Estuvo ahí arriba, con su masa siempre subestimada
hasta que no estuvo.
No de la misma forma
al menos
en la que aprendimos su lugar extraño
(su órbita desequilibrada que interrumpe la perfección geométrica).
O peor, no para quienes murieron creyendo que seguiría,
su descubridor o todos los niños que repitieron
una canción para memorizar su nombre.
Plutón, el más lejano
y por eso el más raro.
Extraño para los instrumentos más agudos
que tratan de entenderlo.
Casi como alguien sin lenguaje.
Sabíamos que giraba donde nunca llegaríamos.
Como el resto, con esa naturaleza colosal
que no hemos podido razonar del todo.
Pero todavía más lejos.
Masa y peso exponencial
que deja a los números llenar huecos:
dos siglos y medio en hacer
lo que nosotros en un año:
terminar la carrera de la vuelta al sol
desde el lento ciclo de la distancia.
Y nosotros que aprendimos
que somos diminutos en comparación de su tiempo.

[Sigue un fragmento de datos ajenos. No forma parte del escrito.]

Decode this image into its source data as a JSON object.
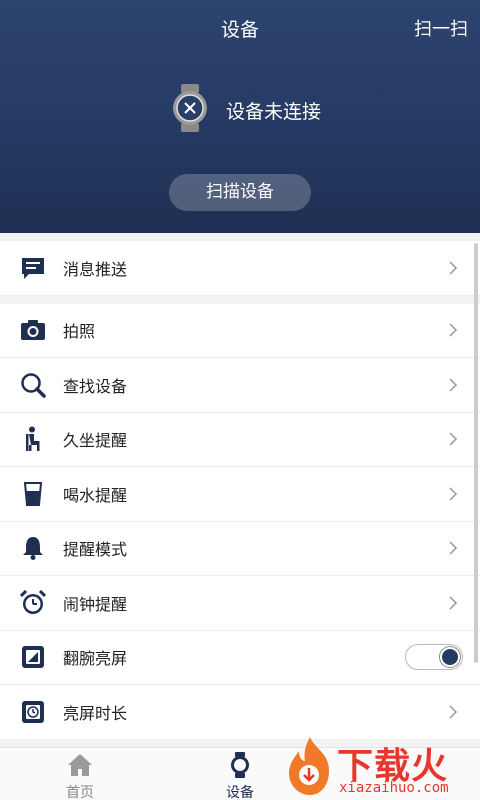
{
  "header": {
    "title": "设备",
    "scan_link": "扫一扫",
    "connection_status": "设备未连接",
    "scan_button": "扫描设备"
  },
  "menu": {
    "message_push": "消息推送",
    "items": [
      {
        "label": "拍照",
        "icon": "camera-icon"
      },
      {
        "label": "查找设备",
        "icon": "search-icon"
      },
      {
        "label": "久坐提醒",
        "icon": "sitting-person-icon"
      },
      {
        "label": "喝水提醒",
        "icon": "water-glass-icon"
      },
      {
        "label": "提醒模式",
        "icon": "bell-icon"
      },
      {
        "label": "闹钟提醒",
        "icon": "alarm-clock-icon"
      },
      {
        "label": "翻腕亮屏",
        "icon": "wrist-screen-icon",
        "toggle_on": true
      },
      {
        "label": "亮屏时长",
        "icon": "screen-timer-icon"
      }
    ]
  },
  "nav": {
    "home": "首页",
    "device": "设备",
    "active_color": "#1e2f52",
    "inactive_color": "#888888"
  },
  "watermark": {
    "title": "下载火",
    "sub": "xiazaihuo.com"
  }
}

Siempre nosotros y las decisiones
que apartan lo ya apartado.
Cuando descubrieron que no era como los otros
de pronto su definición no hizo sentido.
Pelearon, juzgaron, replantearon,
definieron, reclasificaron, cambiaron
lo poco que sabíamos:
la definición de planeta que los griegos,
en épocas de un espacio más sencillo,
solo alcanzaron a ver como objetos en movimiento
sobre un fondo de estrellas fijas.
Y de un día para otro lo que fue ya no era.
Le dieron nuevo nombre a la magnitud de su cuerpo.
Y por fin esa diferencia lo acercó a nosotros,
que hablamos más de 7 mil idiomas
pero nos conmovemos con lo mismo.
Hasta en su gran diferencia lo sabemos:
existe belleza, ese término tan nuestro,
en las singularidades:
como un ojo más claro que el otro, noche y día
en el mismo plano cansado de un rostro.
Como el color luminoso de las plantas, que sin saber su nombre
crecen victoriosas entre el riguroso gris de las ciudades.
Como la majestuosidad del elefante,
que ocupa firme su lugar en la pequeñez relativa del mundo.